Les Conseils fédéraux ont décidé de ne pas inclure le niveau communal dans la loi COVID-19 parmi les acteurs systématiquement impliqués dans la prise de décision sur les mesures liées à la pandémie. Personne ne peut avoir quoi que ce soit contre l’implication décidée des partenaires sociaux. Mais exclure un échelon de l’État était et reste inadmissible et manque de vision à long terme. L’Union des villes suisses a dû s’impliquer de manière d’autant plus ciblée. Elle a notamment réussi à obtenir par la voie parlementaire que la Confédération participe également aux pertes des transports publics locaux malgré le rejet du Conseil fédéral. Des pertes, notons-le, qui résultent d’une évaluation des risques, de concepts de protection et d’un maintien de l’offre que la Confédération avait décidés sans consulter les villes. Sur la base de cette expérience, l’Union des villes suisses s’engagera plus que jamais sur le plan politique pour que les centres et les communes d’agglomération de petite et grande taille soient intégrés dans les prises de décision de la Confédération et des cantons dans la mesure qui leur revient.

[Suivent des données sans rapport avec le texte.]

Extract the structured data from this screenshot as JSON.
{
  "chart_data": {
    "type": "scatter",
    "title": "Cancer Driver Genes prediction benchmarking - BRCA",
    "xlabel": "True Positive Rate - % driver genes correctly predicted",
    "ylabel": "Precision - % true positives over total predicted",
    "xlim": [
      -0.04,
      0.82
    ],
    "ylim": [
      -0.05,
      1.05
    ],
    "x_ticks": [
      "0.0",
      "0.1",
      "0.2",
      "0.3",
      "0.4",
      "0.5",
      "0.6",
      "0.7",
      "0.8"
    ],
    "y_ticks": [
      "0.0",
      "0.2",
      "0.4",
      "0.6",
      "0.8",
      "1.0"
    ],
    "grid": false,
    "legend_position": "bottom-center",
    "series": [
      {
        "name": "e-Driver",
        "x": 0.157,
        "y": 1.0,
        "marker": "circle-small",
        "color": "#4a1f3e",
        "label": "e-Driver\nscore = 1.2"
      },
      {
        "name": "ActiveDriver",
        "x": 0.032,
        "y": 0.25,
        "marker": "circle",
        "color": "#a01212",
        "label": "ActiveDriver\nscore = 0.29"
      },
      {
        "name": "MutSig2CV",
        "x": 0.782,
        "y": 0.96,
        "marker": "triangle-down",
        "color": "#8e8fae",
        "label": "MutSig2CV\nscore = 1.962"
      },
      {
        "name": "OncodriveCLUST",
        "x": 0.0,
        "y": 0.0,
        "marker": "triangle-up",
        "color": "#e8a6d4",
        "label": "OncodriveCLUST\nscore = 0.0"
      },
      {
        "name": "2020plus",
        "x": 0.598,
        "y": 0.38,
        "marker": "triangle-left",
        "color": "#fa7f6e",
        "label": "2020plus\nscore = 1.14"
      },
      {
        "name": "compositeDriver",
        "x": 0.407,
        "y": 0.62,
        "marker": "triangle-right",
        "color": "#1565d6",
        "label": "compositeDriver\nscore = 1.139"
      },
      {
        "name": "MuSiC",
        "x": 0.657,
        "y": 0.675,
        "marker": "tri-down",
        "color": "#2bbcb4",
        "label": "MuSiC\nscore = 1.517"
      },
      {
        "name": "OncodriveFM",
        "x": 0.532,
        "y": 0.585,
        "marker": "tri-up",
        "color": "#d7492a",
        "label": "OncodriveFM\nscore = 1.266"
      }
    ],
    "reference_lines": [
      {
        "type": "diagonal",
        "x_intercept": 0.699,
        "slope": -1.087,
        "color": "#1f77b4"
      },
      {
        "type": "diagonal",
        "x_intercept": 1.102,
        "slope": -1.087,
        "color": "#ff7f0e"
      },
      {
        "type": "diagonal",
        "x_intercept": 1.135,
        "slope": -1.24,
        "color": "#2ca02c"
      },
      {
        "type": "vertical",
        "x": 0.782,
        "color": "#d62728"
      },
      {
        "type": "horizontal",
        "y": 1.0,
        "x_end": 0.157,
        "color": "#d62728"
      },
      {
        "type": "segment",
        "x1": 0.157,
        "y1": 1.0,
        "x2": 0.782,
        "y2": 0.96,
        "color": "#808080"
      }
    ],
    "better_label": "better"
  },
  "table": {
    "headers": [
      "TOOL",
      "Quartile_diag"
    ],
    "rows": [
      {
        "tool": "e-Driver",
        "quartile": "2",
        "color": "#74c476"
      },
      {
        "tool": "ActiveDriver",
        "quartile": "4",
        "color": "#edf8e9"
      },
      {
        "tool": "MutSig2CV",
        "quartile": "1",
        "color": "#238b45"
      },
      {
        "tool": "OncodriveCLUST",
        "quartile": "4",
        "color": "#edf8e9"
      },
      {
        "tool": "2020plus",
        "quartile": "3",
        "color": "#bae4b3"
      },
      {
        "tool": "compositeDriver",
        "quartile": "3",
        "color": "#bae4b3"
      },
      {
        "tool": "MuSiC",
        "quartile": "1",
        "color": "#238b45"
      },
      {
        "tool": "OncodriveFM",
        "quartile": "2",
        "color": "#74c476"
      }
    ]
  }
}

Dans notre série «Après le covid. Les voix des villes», les membres de l’Union des villes suisses ont mis en lumière de nombreuses facettes de la pandémie et de ses conséquences ainsi qu’une multitude d’activités menées par les villes et les communes d’agglomération. Nous concluons notre série par cette contribution. Je remercie toutes celles et tous ceux qui ont contribué par leurs réflexions à une compréhension plus approfondie de certains aspects, permettant ainsi d’offrir une perspective et d’apprendre. Merci aussi à toutes les personnes qui ont aidé et aident encore à surmonter la crise: autorités à tous les échelons de l’État, population, économie et science.